Thank you! Those explanations helped me understand a little better. So from what i'm understanding it's ok to hook all the grounds used in my project to one ground pin on the Arduino. I just want to make sure before I power everything up because I really don't what to lose any parts!

Thanks again!

Also, I forgot to mention that each motor driver will be using their own battery pack. So what I plan on doing is running both the grounds of the battery back together and one pin coming from the ground on the Arduino. Then from the connection I will have two wires, one for each ground connection on the motor driver.

As far as I know, yes, that's the whole idea.

The body of your car is a ground... one side of the battery goes to the body, and the other side goes to the components in various wires, then the other side of those components is connected to the body to complete the circuit.
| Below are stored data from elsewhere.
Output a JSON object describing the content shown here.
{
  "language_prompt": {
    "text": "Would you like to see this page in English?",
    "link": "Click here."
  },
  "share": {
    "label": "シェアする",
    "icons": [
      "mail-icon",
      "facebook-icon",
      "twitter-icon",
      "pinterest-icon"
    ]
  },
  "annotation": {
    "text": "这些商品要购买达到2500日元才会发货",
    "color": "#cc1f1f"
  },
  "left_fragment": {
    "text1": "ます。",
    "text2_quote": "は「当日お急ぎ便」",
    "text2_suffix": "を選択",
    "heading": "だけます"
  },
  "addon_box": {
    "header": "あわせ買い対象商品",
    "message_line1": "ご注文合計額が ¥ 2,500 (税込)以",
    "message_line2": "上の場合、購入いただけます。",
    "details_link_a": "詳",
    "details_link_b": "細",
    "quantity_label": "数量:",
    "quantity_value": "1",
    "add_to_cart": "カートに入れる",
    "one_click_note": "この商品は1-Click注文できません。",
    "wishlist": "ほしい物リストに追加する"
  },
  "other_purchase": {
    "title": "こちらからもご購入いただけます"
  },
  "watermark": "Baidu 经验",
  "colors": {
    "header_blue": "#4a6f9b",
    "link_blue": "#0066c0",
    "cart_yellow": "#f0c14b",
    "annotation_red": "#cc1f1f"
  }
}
But there might be a few "quirks" that others should maybe comment on. I do recall posts about separating the ground connections physically, albeit that they are electrically the same.

While its usually considered to be a better practice to to really have 1 common ground connection point in a circuit, you can consider ANY pin marked GND (ground) on the Arduino as equivalent place to connect grounds.

Someone else may want to discuss "ground loops" or what happens when there is actually a small potential difference between things marked "ground" in a circuit, but I feel that is out of scope for this question.

Without apostrophes...

fungus:
Without apostrophes...

Apostrophe's? 8)

Thanks for all the help! I connected all the grounds together and everything is working well. I would love to learn what a ground loop is though.

Thanks!

Not the aviation one though, please. That's where while landing a fixed wing aircraft with the 3rd wheel at the back (the "conventional" or "taildragger" configuration) where the centre of gravity is behind the front wheels, any inadvertant side force on the wheels causes an uncomfortable spin... Since the outside wing is going faster than the other one, it flies and the inside one digs in...

Take what JimboZA said about potential difference between two points and what pwillard said about references, combine them.

Ground isn't special, it's just a reference. Different points in a circuit that are tied to ground may have slightly different voltage potentials. This creates a loop.